Polish ferry terminal - port of call for corruption?

From: WBJ
Possible corruption which involves PO and PSL politicians is being investigated.

The former head of Ferry Terminal Swinoujscie (FTS), Agnieszka Szewczyk-Jurczyk, is being investigated by the Prosecutor's Office for allegedly paying for services which were never realized, Gazeta Wyborcza has reported.

Politicians from Civic Platform (PO) and the Polish People's Party (PSL) are also among the people allegedly involved in the case.

FTS manages the ferry port Swinoujscie, one of the biggest terminals on the Baltic. It is owned by Polish Terminals, which is headed by Bartlomiej Pachis, the leader of a regional branch of PO. In turn, Polish Terminals is under the control of the Szczecin and Swinoujscie Seaports Authority, whose president is PO politician Jaroslaw Siergiej.

The transactions in question took place between March and October 2009, when Ms Szewczyk-Jurczyk was head of the FTS. She joined PO in July, but left in October when she resigned from her post at the ferry terminal.

“We are investigating what happened to the money from the contracts,” Jaroslaw Przewolny from the Chief Prosecutor's Office in Kamiel Pomorski told Gazeta Wyborcza. The investigators were alerted by the supervisory board of FTS, which investigated Ms Szewczyk-Jurczyk's activities after she left the firm.

One of the contracts was signed with Daniel Dziwulski, who helped run several election campaigns for PO MP Magdalena Kochan. He was to be paid zl.500,000 over three years for marketing services. Although he was to receive zl.15,900 a month, a few days after signing the contract he collected zl.140,000. FTS's supervisory board has been unable to find exact details of what services Mr Dziwulski actually provided for the company.

Another deal was signed with a company headed by Agnieszka Szewczyk-Jurczyk's husband, PSL member Wlodzimierz Jurczyk. She is also a co-owner of the firm.

In addition, the supervisory board found that some invoices had been paid without any proof that the contractors had actually fulfilled their obligations.

Monday, March 01, 2010

Poland: football fans play with lawyers

From: MARQUES
As polite fans would probably say, the condition of Polish football is at least "debatable", and others might use more crude words. The corruption and inefficient management of the Polish national football leagues are the tip of the Iceberg. This situation causes frustration of many people who try to blame the Polish Football Association (PZPN) for all their miseries. Some of these people decided to take matters into their own hands. They formed the Association of Defenders and Supporters of the Polish Football. They registered koniecpzpn.pl (end of Polish Football Association) as an Internet domain name and started to host a website with critical publications on PZPN under that domain. One didn't need to wait too long before lawyers representing the Polish Football Association entered "the game". New players acting on behalf of the Polish Football Association requested the court to issue a preliminary injunction in order to secure the case for the future action for trade mark protection and for the protection of personal rights.

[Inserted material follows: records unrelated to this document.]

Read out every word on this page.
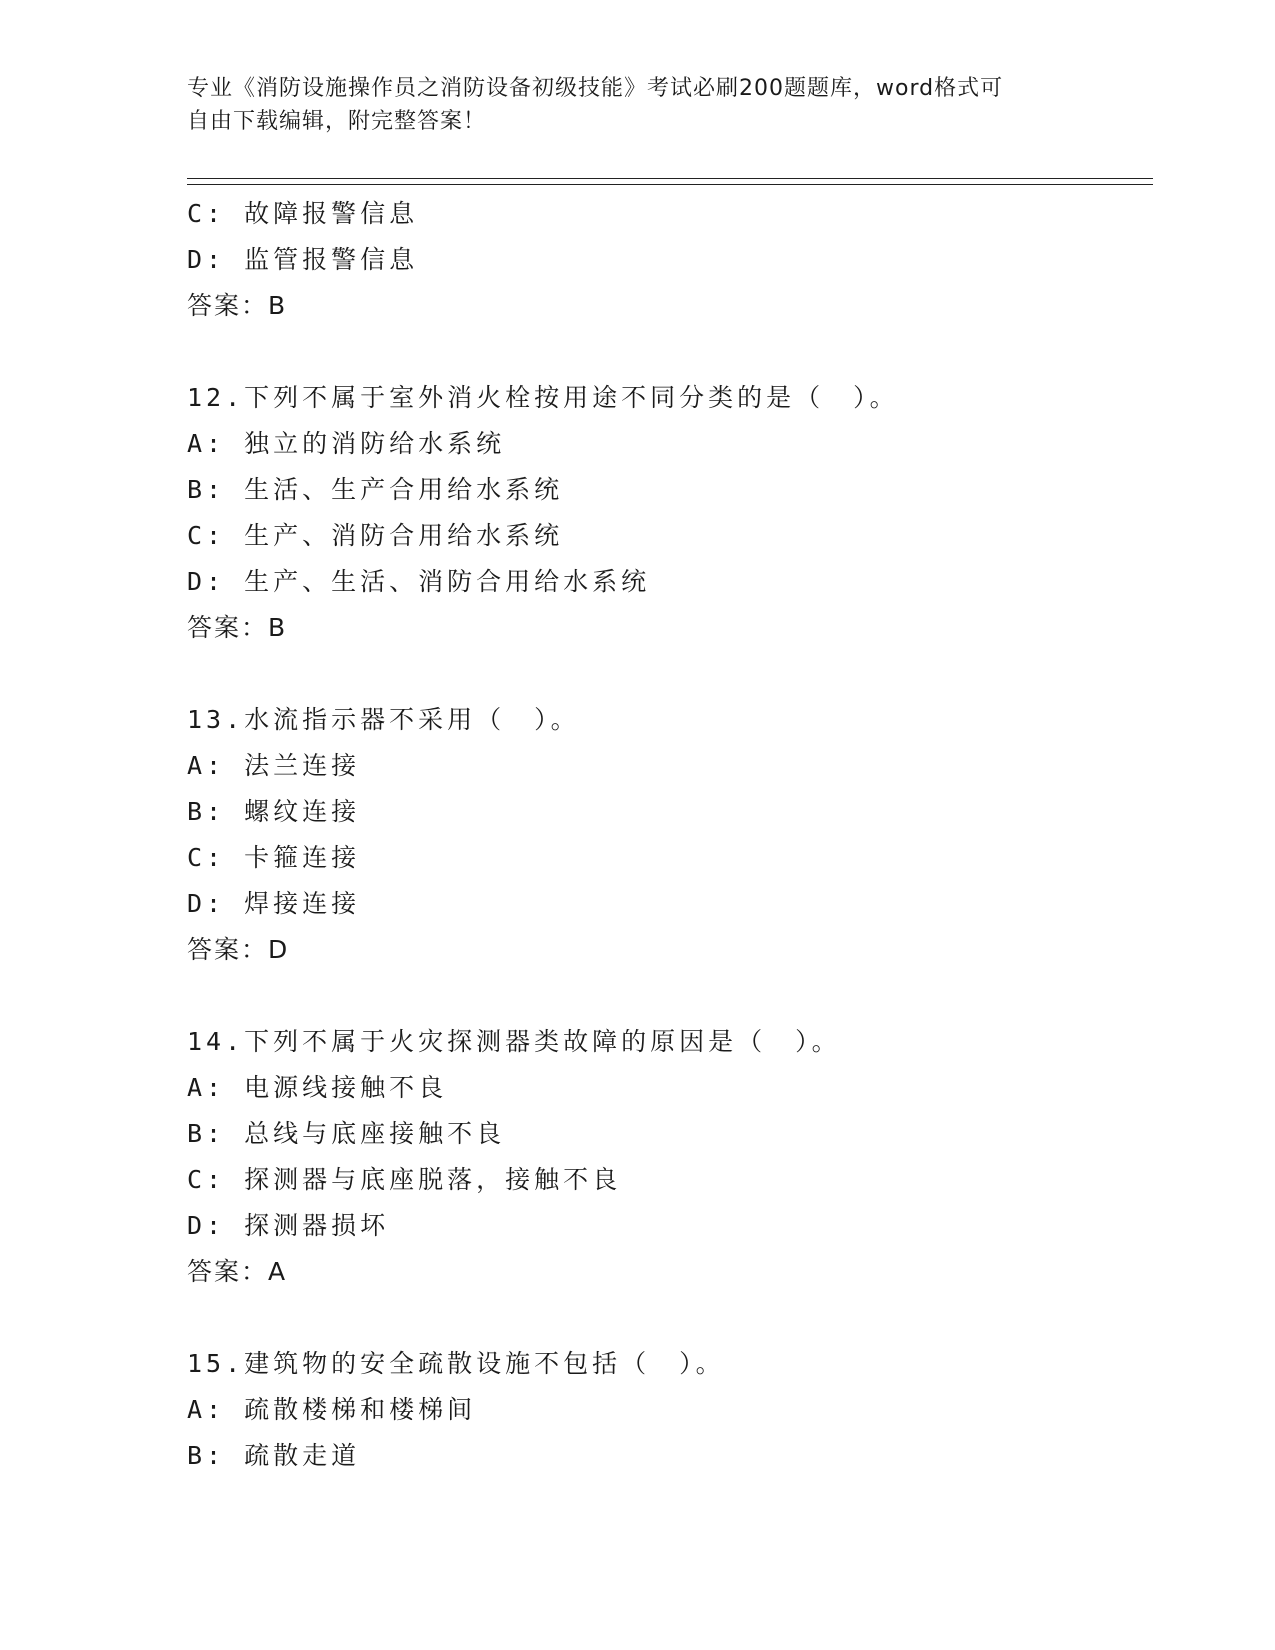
专业《消防设施操作员之消防设备初级技能》考试必刷200题题库，word格式可
自由下载编辑，附完整答案！
C: 故障报警信息
D: 监管报警信息
答案：B
12.下列不属于室外消火栓按用途不同分类的是（　）。
A: 独立的消防给水系统
B: 生活、生产合用给水系统
C: 生产、消防合用给水系统
D: 生产、生活、消防合用给水系统
答案：B
13.水流指示器不采用（　）。
A: 法兰连接
B: 螺纹连接
C: 卡箍连接
D: 焊接连接
答案：D
14.下列不属于火灾探测器类故障的原因是（　）。
A: 电源线接触不良
B: 总线与底座接触不良
C: 探测器与底座脱落，接触不良
D: 探测器损坏
答案：A
15.建筑物的安全疏散设施不包括（　）。
A: 疏散楼梯和楼梯间
B: 疏散走道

The District Court in Lódz, I Civil Division, in its order of 14 January 2010, case file Ico 203/09, decided to grant the injunction and ordered the prohibition of placing at koniecpzpn.pl website the following trade marks owned by the PZPN: R-142616, R-170024, R-188961 i R-188962, the Court also ordered a block on the access to the content of the website available under www.koniecpzpn.pl domain name. The Court set the PZPN a two-week deadline for lodging the petition instituting proceedings for trade mark protection and the protection of personal rights under the pain of withdrawing the injunction in case no lawsuit was filed by that date.